What are your favorite ingredients and tools? My favorite ingredients to scan are leafy greens and sprouts, anything with rich color and texture. I love really good chewy breads too, the kind whose air bubbles resemble cathedral arches; those breads are often the tastier ones, too. The tools I can’t work without are bamboo skewers (to hold the sandwiches together) and my ceramic knife. The knife cuts through an entire sandwich like a laser, it’s brilliant. I’ve given up with serrated bread knives. Some people have described the sandwiches on the blog as dissected. If that’s the case, then the ceramic blade is my surgeon’s scalpel. **
What are your favorite food and cooking resources? I love to cook at home. I try and do most of my meals that way these days. My cooking is generally very simple and doesn’t require a lot tools. I do use a lot of cookbooks, though, not for sandwiches but for my own home meals. I dip into classics like the Silver Palate, a lot. One recent surprise that I’ve been thrilled with every time I use is the Dinosaur Bar-B-Que cookbook. Dinosaur is a chain of three BBQ joints around New York state that’s known best for their ribs. I went to school in Syracuse and knew the place, and a friend who grew up in Rochester recommended the book. Every recipe has been gold so far, and since it’s so meat heavy, more than one has turned into a great leftover sandwich. The best so far was a apple-maple pork loin that I turned into a sandwich for National Pig Day earlier this month. **
What photography equipment do you use?** I started the blog with an ancient HP Scanjet that my girlfriend lent me in the early days. I bring it out every now and then. Most recently I shipped it to Texas for SXSW (and left it there). My main machine now is an Epson Perfection v700 Photo Scanner. Archivists and photographers will probably be appalled that I’ve only ever put sandwiches on such a delicate piece of imaging technology, but it’s a fantastic scanner and a little windex keeps the grease away just fine.
Where else can we find your work?
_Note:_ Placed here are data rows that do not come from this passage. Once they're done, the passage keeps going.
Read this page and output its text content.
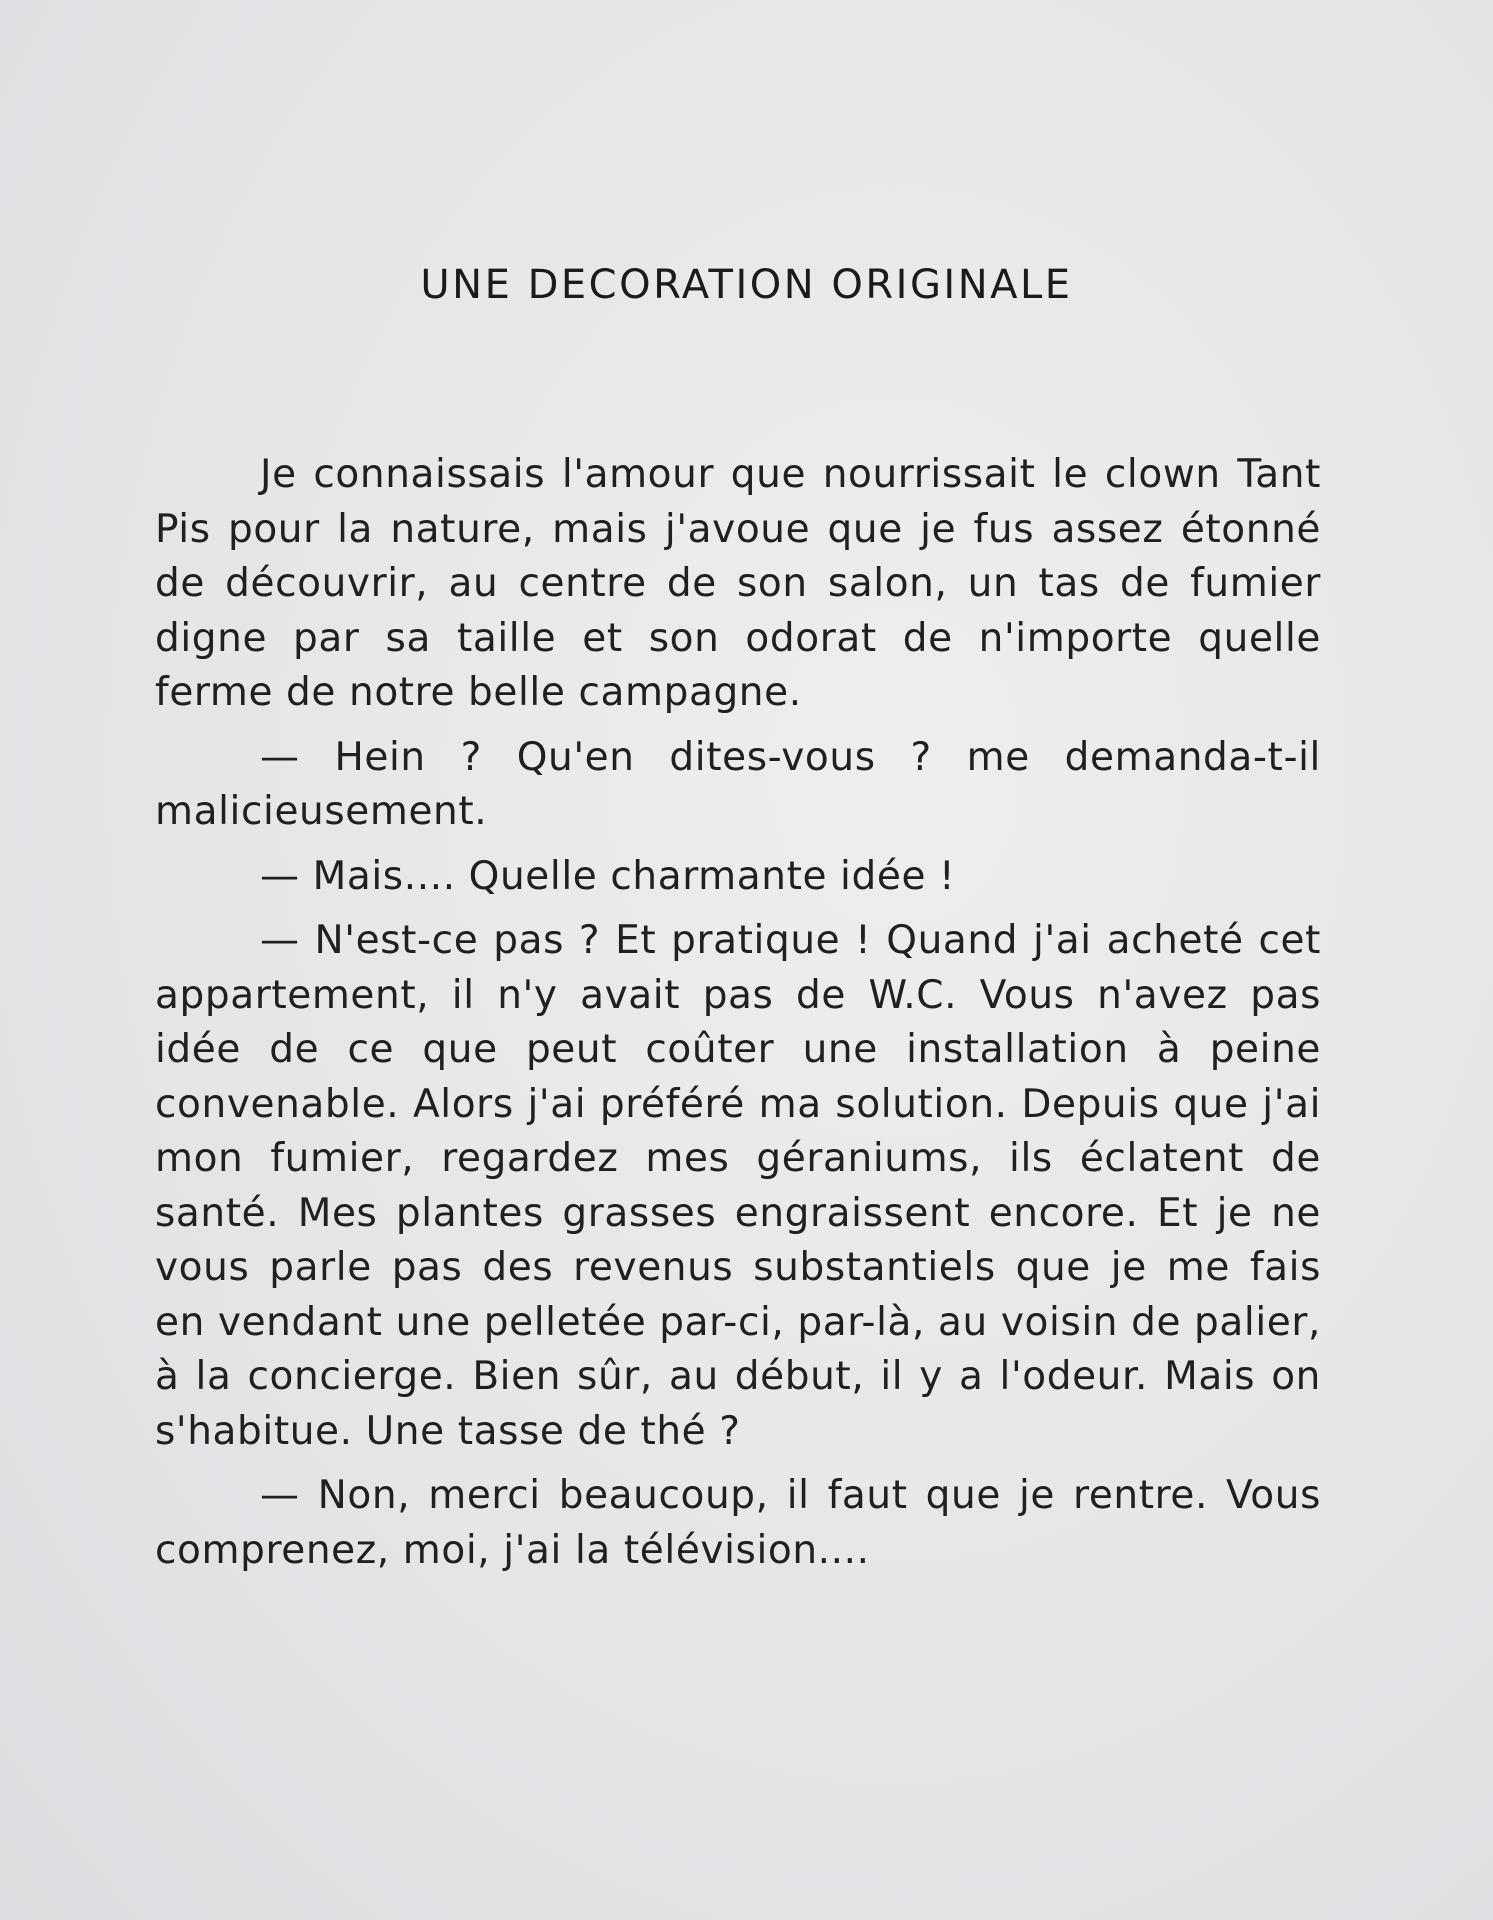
UNE DECORATION ORIGINALE

Je connaissais l'amour que nourrissait le clown Tant Pis pour la nature, mais j'avoue que je fus assez étonné de découvrir, au centre de son salon, un tas de fumier digne par sa taille et son odorat de n'importe quelle ferme de notre belle campagne.

— Hein ? Qu'en dites-vous ? me demanda-t-il malicieusement.

— Mais.... Quelle charmante idée !

— N'est-ce pas ? Et pratique ! Quand j'ai acheté cet appartement, il n'y avait pas de W.C. Vous n'avez pas idée de ce que peut coûter une installation à peine convenable. Alors j'ai préféré ma solution. Depuis que j'ai mon fumier, regardez mes géraniums, ils éclatent de santé. Mes plantes grasses engraissent encore. Et je ne vous parle pas des revenus substantiels que je me fais en vendant une pelletée par-ci, par-là, au voisin de palier, à la concierge. Bien sûr, au début, il y a l'odeur. Mais on s'habitue. Une tasse de thé ?

— Non, merci beaucoup, il faut que je rentre. Vous comprenez, moi, j'ai la télévision....
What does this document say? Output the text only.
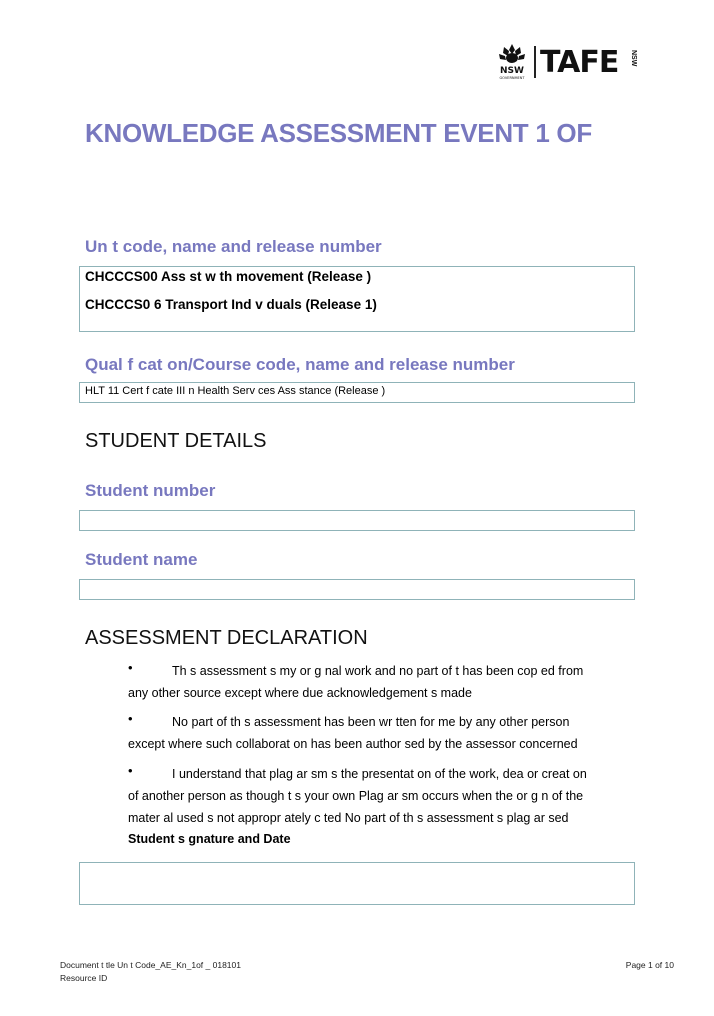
NSW
GOVERNMENT TAFE NSW
KNOWLEDGE ASSESSMENT EVENT 1 OF
Un t code, name and release number
CHCCCS00 Ass st w th movement (Release )
CHCCCS0 6 Transport Ind v duals (Release 1)
Qual f cat on/Course code, name and release number
HLT 11 Cert f cate III n Health Serv ces Ass stance (Release )
STUDENT DETAILS
Student number
Student name
ASSESSMENT DECLARATION
•	Th s assessment s my or g nal work and no part of t has been cop ed from
any other source except where due acknowledgement s made
•	No part of th s assessment has been wr tten for me by any other person
except where such collaborat on has been author sed by the assessor concerned
•	I understand that plag ar sm s the presentat on of the work, dea or creat on
of another person as though t s your own Plag ar sm occurs when the or g n of the
mater al used s not appropr ately c ted No part of th s assessment s plag ar sed
Student s gnature and Date
Document t tle Un t Code_AE_Kn_1of _ 018101
Resource ID
Page 1 of 10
Outside the food world, Scanwiches is popular in a lot of design and technology circles for reasons you might expect. It’s been in Wired and Print magazine, for example. There’s also a Scanwiches book on the horizon, it will be hitting shelves Nov. 3rd, 2011 — National Sandwich Day, of course.
What food blogs do you follow? I’m a bad fellow blogger, I don’t frequent many sites exclusively. I love to bounce around Tumblr and Twitter chasing beautiful food photography and recipes that incorporate whatever I’m craving at the moment. Aggregate sites like Tasteologie are good for that. I do follow a few blogs for more personal reasons. Being a Texas expat, Homesick Texan is one I check out whenever I get a craving. Another blog I recently started following is macheesmo.com, a site all about encouraging people to cook at home, try something new, and figuring it out for yourself. That certainly describes my own experience with food, both when I started Scanwiches, and today in my own home kitchen.